The return of the heritage minutes

This year, January 11 not only marked an important anniversary for our nation, but also the return of a much loved television vignette.

Historica Canada released the first two episodes in its new series of Heritage Minutes, fittingly, on the 199th birthday of Prime Minister Sir John A. MacDonald.

For anyone who grew up in the 90s, the return of the Heritage Minutes series is a heavy dose of nostalgia.

“I remember the brain surgery one,” says Andree Em Robinette, a museum studies student at Algonquin College.

“I smell burnt toast!”

Robinette’s friend, Michelle Sims, didn’t know Canadians invented basketball until she saw one of the Heritage Minutes years ago.

“You see the commercials before you learn about them in school,” she said.

In a press release coinciding with the arrival of the new minutes, Historica Canada cites a 2008 national survey that found 42 per cent of Canadians couldn’t identify MacDonald as the first Prime Minister.

In the same poll, 75 per cent couldn’t identify Sir Wilfred Laurier as the first francophone Prime Minister.

Peter Hodgins, a professor of Canadian Studies at Carleton University, wrote his doctoral thesis on the first series of Heritage Minutes released in 1995.

He sees the minutes as less historical fact and more popular folklore.

“Are they actually telling the history or are they making myths about the history?” asked Hodgins.

“Is their goal to educate or just make people love the country?”

The budget for the new minutes is paid in part by the current federal government, through a grant of $360,000.
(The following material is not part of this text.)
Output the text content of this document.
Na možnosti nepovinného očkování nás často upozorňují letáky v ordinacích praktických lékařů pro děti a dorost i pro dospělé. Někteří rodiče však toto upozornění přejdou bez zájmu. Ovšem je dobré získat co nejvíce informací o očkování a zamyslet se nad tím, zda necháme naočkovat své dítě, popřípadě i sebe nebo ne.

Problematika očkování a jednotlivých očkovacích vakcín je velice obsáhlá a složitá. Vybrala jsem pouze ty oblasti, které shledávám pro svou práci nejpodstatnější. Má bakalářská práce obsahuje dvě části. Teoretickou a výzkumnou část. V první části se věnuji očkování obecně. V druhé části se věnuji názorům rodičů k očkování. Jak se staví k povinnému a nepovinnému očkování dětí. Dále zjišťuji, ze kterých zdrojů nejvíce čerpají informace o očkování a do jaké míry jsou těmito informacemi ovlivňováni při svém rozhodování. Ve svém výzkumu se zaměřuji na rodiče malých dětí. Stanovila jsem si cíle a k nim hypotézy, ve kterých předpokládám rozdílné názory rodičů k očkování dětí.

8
The previous generation of Heritage Minutes became a footnote in the sponsorship scandal that ended the Martin government. Quebec journalist Normand Lester traced the mercurial funding for several of the Heritage Minutes back to the Liberal party.

Regardless of the political involvement, Sims looks back on the series with fondness and looks forward to seeing the new generation of Heritage Minutes.

“A lot of us don’t have cable, they should put them on YouTube so we can watch them,” she said.

Historica Canada will be releasing 75 new minutes to commemorate the Canadian Confederation.